Nvidia will start taking orders Wednesday for the DGX Spark, a compact desktop AI computer priced at $3,999. The system delivers one petaflop of computing performance and includes 128GB of unified memory in a box small enough to sit on a desk. According to Ars Technica, the DGX Spark aims to run larger AI models locally without relying on cloud services or data centers.
Large Memory Enables Bigger Models
The DGX Spark can run AI models with up to 200 billion parameters and fine-tune models containing up to 70 billion parameters. This capability comes from its 128GB of unified memory shared between system and GPU tasks. The system runs on Nvidia’s GB10 Grace Blackwell Superchip and uses NVLink-C2C technology that provides five times the bandwidth of PCIe Gen 5.
Consumer GPUs like the RTX 5070 offer only 12GB of video memory, while the RTX 5090 typically ships with 24GB. The DGX Spark’s 128GB memory allows developers to run much larger models locally. For example, running OpenAI’s 120 billion-parameter gpt-oss language model requires about 80GB of memory, far more than consumer GPUs provide.
Technical Specifications
The device weighs 2.65 pounds and measures 5.91 x 5.91 x 1.99 inches. It uses 240 watts of power and includes ConnectX-7 200Gb/s networking. The ARM-based system runs Nvidia’s DGX OS, an Ubuntu Linux-based operating system built for GPU processing. It comes with Nvidia’s AI software stack preinstalled, including CUDA libraries and NIM microservices.

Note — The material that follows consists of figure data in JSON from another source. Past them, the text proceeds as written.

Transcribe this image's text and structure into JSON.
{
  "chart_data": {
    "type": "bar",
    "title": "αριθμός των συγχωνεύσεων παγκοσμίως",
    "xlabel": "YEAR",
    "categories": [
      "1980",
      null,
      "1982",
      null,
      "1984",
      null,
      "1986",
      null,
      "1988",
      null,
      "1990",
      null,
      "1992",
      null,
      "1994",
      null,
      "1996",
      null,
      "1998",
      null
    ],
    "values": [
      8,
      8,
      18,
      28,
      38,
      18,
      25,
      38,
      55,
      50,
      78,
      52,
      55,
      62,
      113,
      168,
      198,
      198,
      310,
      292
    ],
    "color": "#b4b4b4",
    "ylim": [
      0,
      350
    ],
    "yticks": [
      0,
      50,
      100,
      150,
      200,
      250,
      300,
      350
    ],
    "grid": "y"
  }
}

Market Position and Availability
Nvidia will sell the DGX Spark through its website starting October 15. Manufacturing partners and select US retail stores will also carry the system. The Register reports that the GB10 chip’s GPU computing performance roughly matches an RTX 5070, but the larger memory pool allows it to run bigger models at slower speeds.
The $3,999 price point sits well below high-end GPUs like the RTX Pro 6000, which costs about $9,000, and AI server GPUs like the H100, which starts at $25,000. Nvidia CEO Jensen Huang delivered one of the first units to Elon Musk at SpaceX’s Starbase facility in Texas, repeating a similar delivery Huang made to Musk at OpenAI in 2016 with the original DGX-1 system.